Mike Tyson, the former heavyweight boxing champion, famously said, “Everybody has a plan until they got punched in the mouth.” We all got a punch in the mouth, courtesy of COVID-19. In what major ways has that ‘punch’ changed the plans that you began the year with?

We have planned for a long-term change in how we operate as a team, and as for many companies, we are planning for delays to projects around the world. I would say that things are still moving forward, however; but it has impacted our customers and the sectors we work with, especially the aviation sector.

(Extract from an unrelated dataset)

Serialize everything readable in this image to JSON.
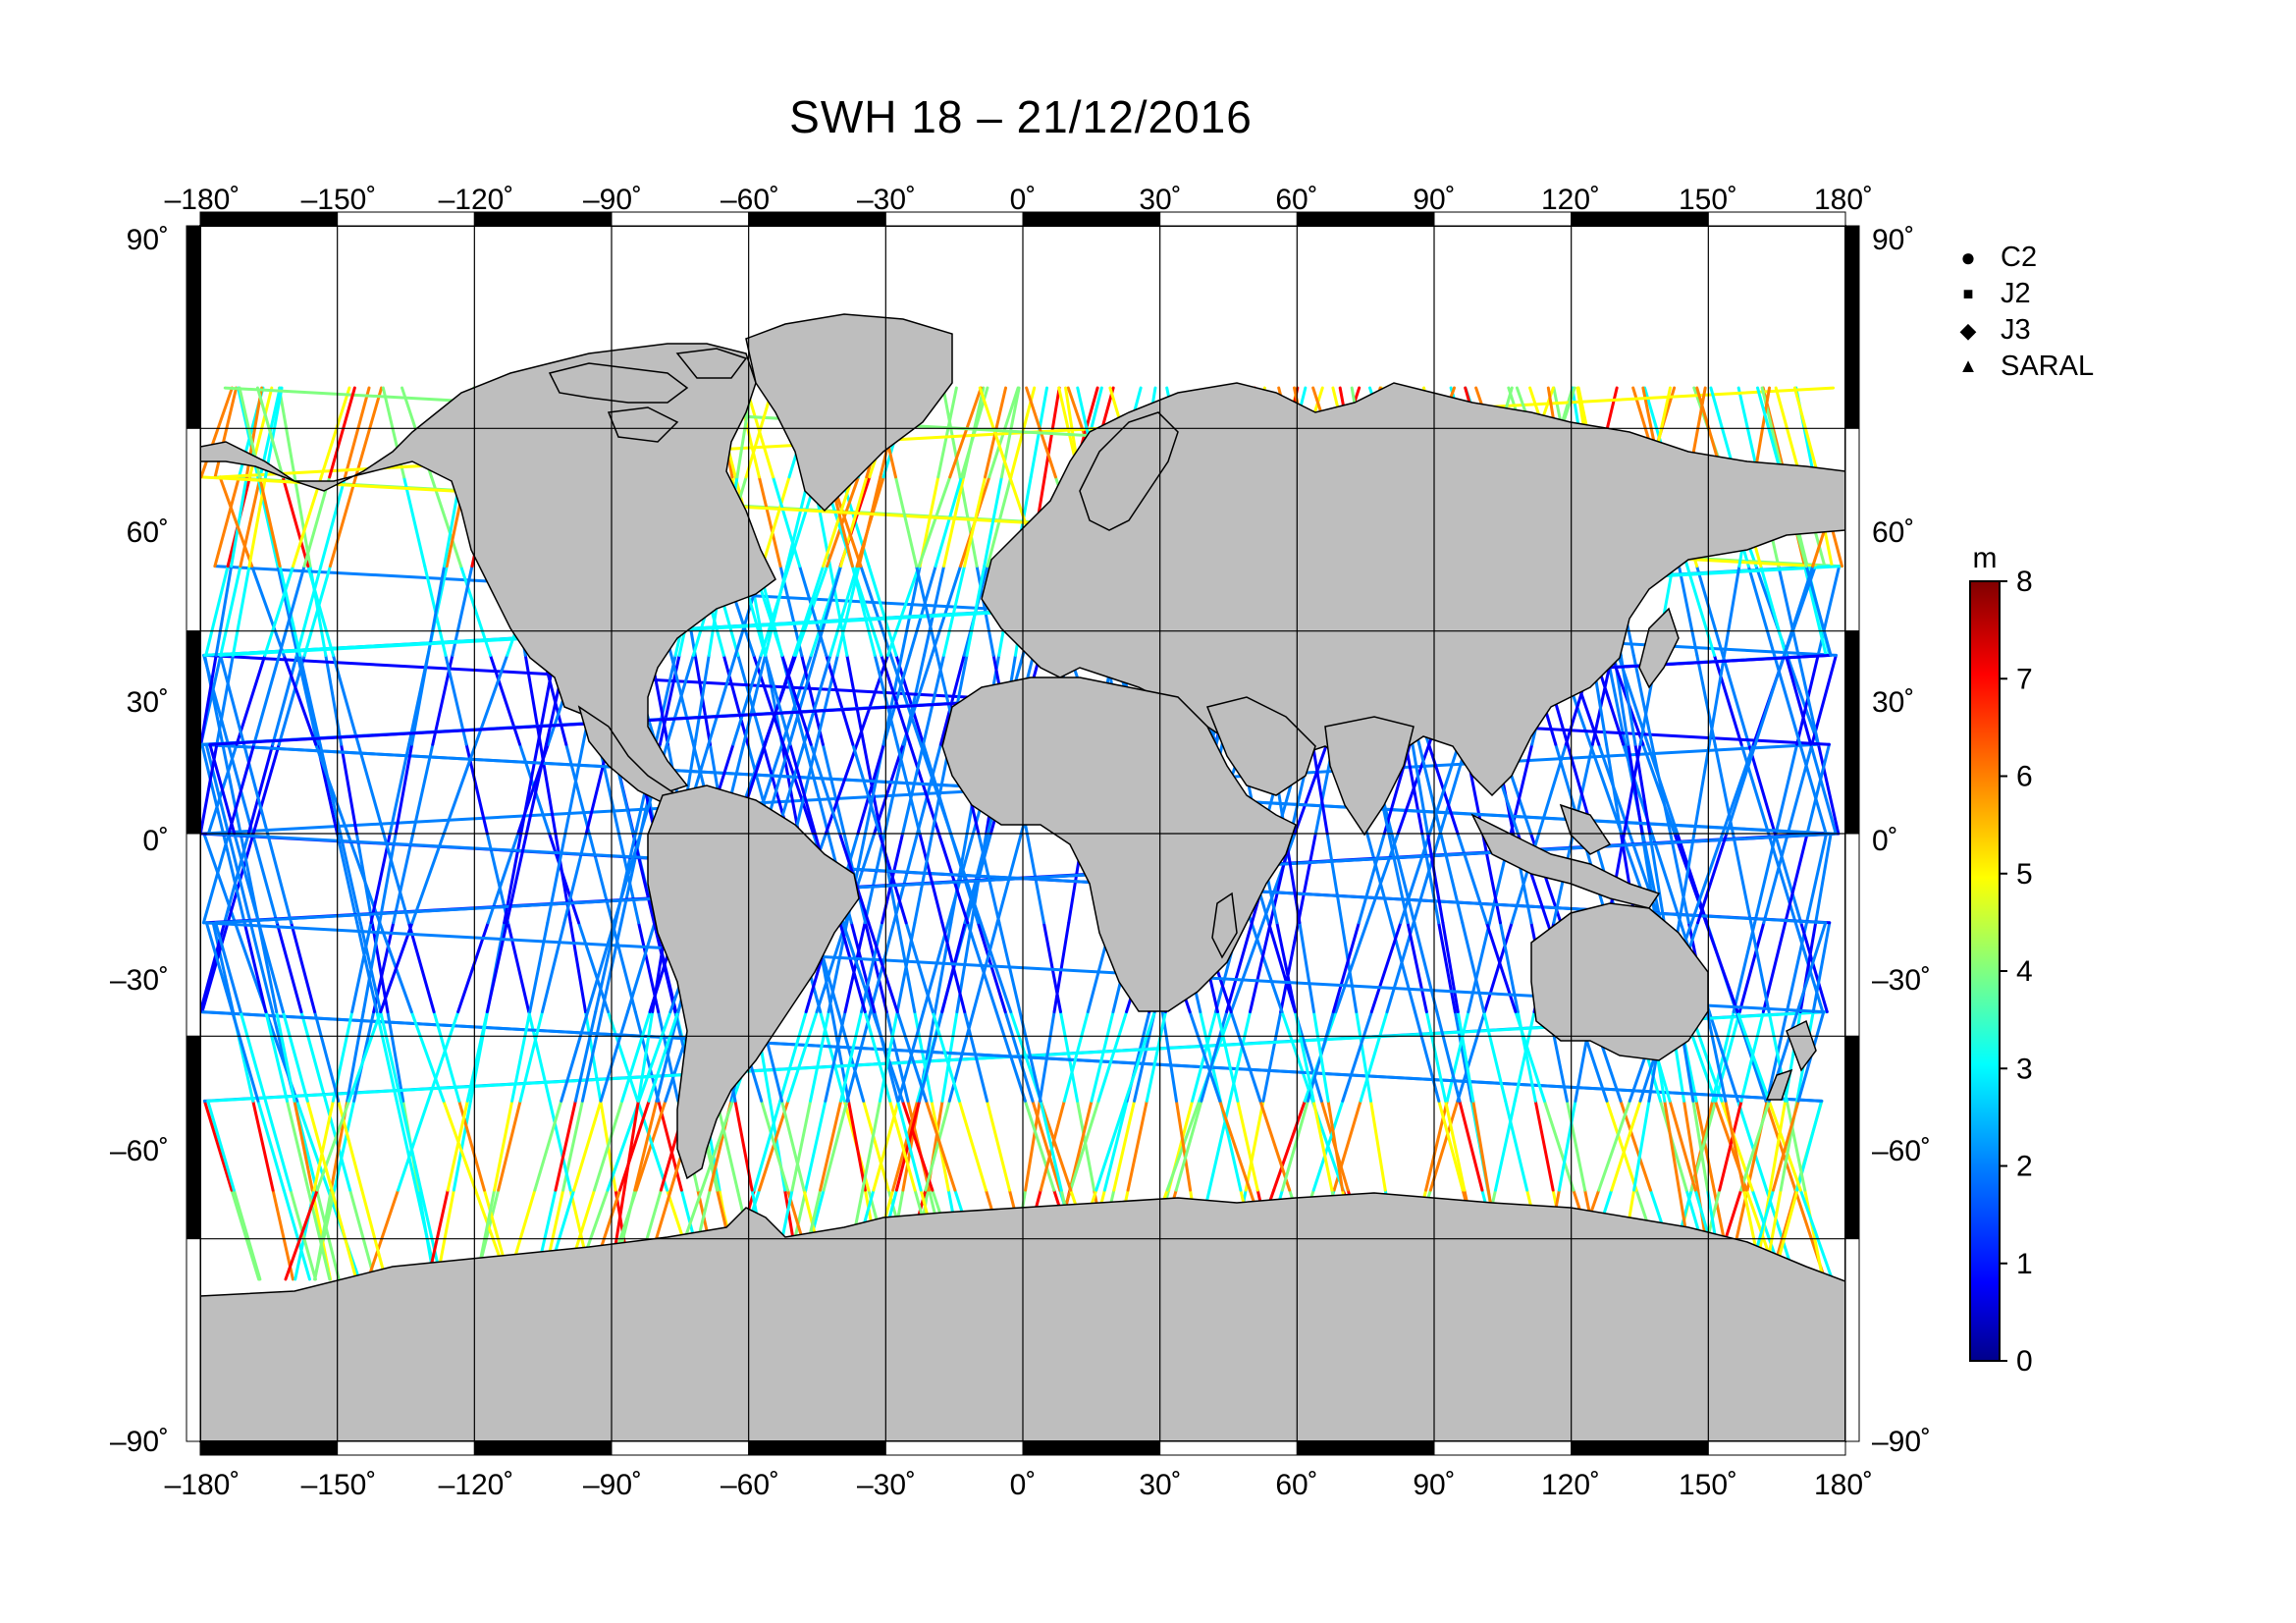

On a positive note, it seems to have galvanized some sectors to advance their climate change and carbon reduction agendas, as they look to recover with resilience a cornerstone of all recovery funds and planning.  Sustainable aviation fuel is a great example and we were still able to get our spin off company, LanzaJet to take off in June. I think people are now rethinking how much travel they need to do, having worked remotely for an extended period. People may become more discerning over the choices they make and how their choices impact their health and the health of the planet ,and so sustainable aviation is an area that will continue to grow.

What have you learned about yourself since the start of the pandemic?

How lucky I am and how much family support I have.

If you had an extra hour today, what would you do with it?

Head outside for a walk with Don (hubby) and our 2 greyhound rescues…or sleep.

When you leave LanzaTech, what do you want your legacy to be?

To show the world that a nice girl can lead a hard tech company to success; a success that has huge societal impact.

This article has been edited for length and clarity. The opinions expressed in this article are the author's own and do not necessarily reflect the view of their employer or the American Chemical Society.